S’agissant du manquement à l’obligation de mise en garde eu égard aux capacités financières de l’emprunteur, compte tenu de la date du contrat, c’est sur M. [D] que repose la charge de la preuve que le crédit engendrait pour lui un risque d’endettement excessif.
Or, en dépit de la motivation du tribunal qui a justement relevé qu’il ne pouvait tenir compte d’un pièce – décrite comme un avis d’imposition – rédigée en langue norvégienne et que la situation patrimoniale et familiale de M. [D] n’était pas démontrée, ce dernier ne produit en cause d’appel aucun élément de nature à établir cette situation puisqu’il a été objecté par la banque – qui n’a toutefois formé aucun incident de mise en état – qu’aucune pièce ne lui était parvenue en dépit de ses réclamations et, dès lors, à fonder ses griefs sur le caractère excessif du prêt octroyé.
Il doit être ajouté que les causes du prêt, constituées d’échéances mensuelles, compte tenu du taux d’intérêts variable stipulé, d’environ 1140 euros, ont été réglées pendant quatre années et que les difficultés ultérieures de gestion du bien mis en location au moyen d’un contrat liant l’emprunteur à une société de gestion ensuite placée en liquidation judiciaire dont se plaint M. [D] et qui expliquent sa défaillance sont sans lien avec l’octroi du prêt lui-même et ne sont pas imputables à la banque.
S’agissant de la somme réclamée par la banque objet de la condamnation prononcée par le tribunal, s’il est exact que l’autorité de la chose jugée par le juge de l’exécution qui a fixé la créance arrêtée à la date de la délivrance du commandement de payer aux fins de saisie vente soit le 24 décembre 2015 ne prive pas M. [D] de la faculté d’invoquer des paiements ou causes ultérieures de diminution de la dette, il ne peut qu’être constaté qu’il n’apporte aucune preuve en ce sens de sorte que le jugement doit être confirmé.

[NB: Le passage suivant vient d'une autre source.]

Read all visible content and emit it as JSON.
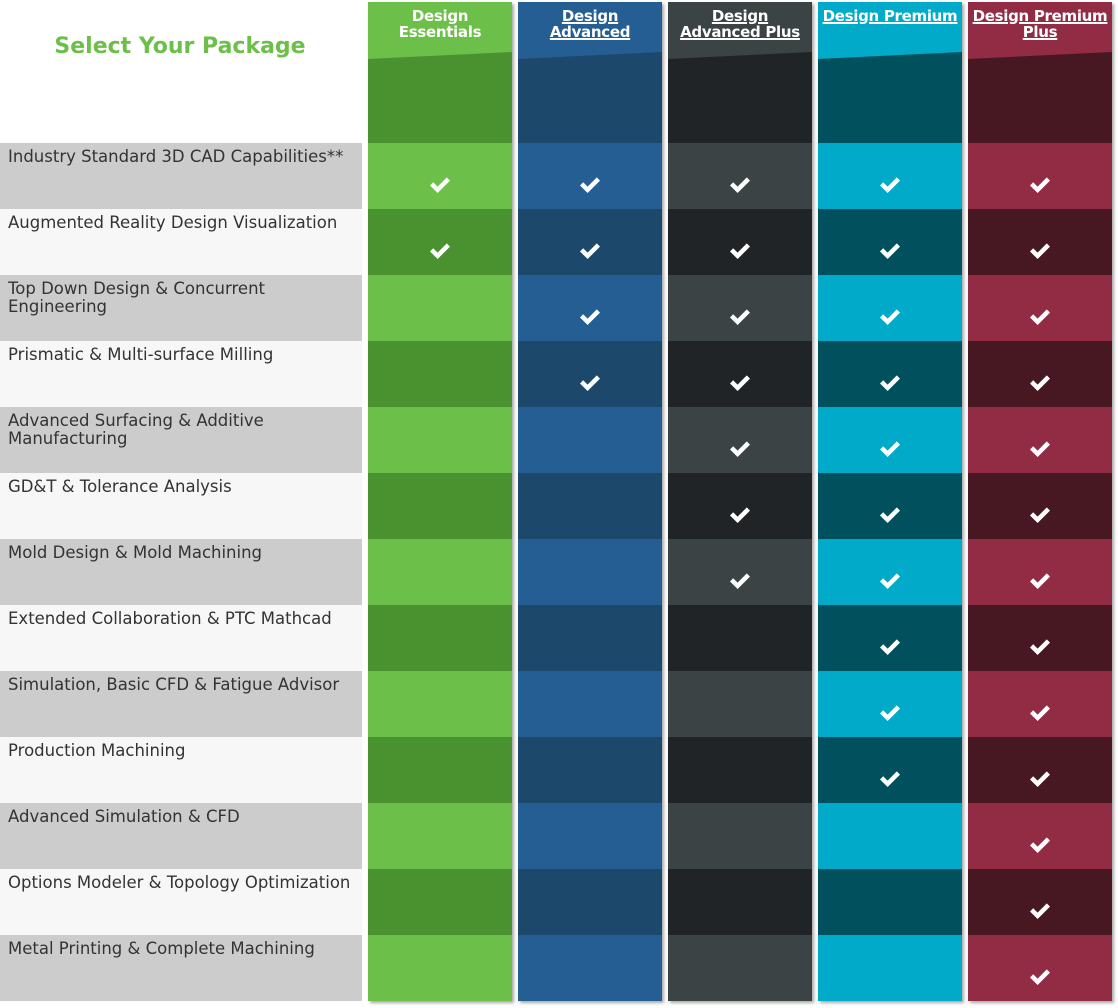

En conséquence de tout ce qui précède, il y a lieu de réformer partiellement le jugement en déclarant irrecevable la demande de M. [D] tendant à la nullité du contrat de prêt et de la confirmer pour l’entier surplus et, y ajoutant, de condamner M. [I] [D] aux dépens d’appel ainsi qu’à payer à la société CIFD une somme que l’équité commande de limiter à 1 500 euros en application de l’article 700 du code de procédure civile.
PAR CES MOTIFS
RÉFORME le jugement entrepris en ce qu’il a déclaré recevable et a débouté M. [I] [D] de sa demande tendant à la nullité du contrat de prêt et, statuant à nouveau de ce chef, la DÉCLARE irrecevable ;
CONFIRME, pour le surplus, le jugement en toutes ses dispositions ;
Y ajoutant
CONDAMNE M. [I] [D] à payer à la société Crédit Immobilier de France Développement venant aux droits de la société Banque Patrimoine Immobilier la somme de 1 500 euros en application de l’article 700 du code de procédure civile ;
CONDAMNE M. [I] [D] aux dépens de la présente instance.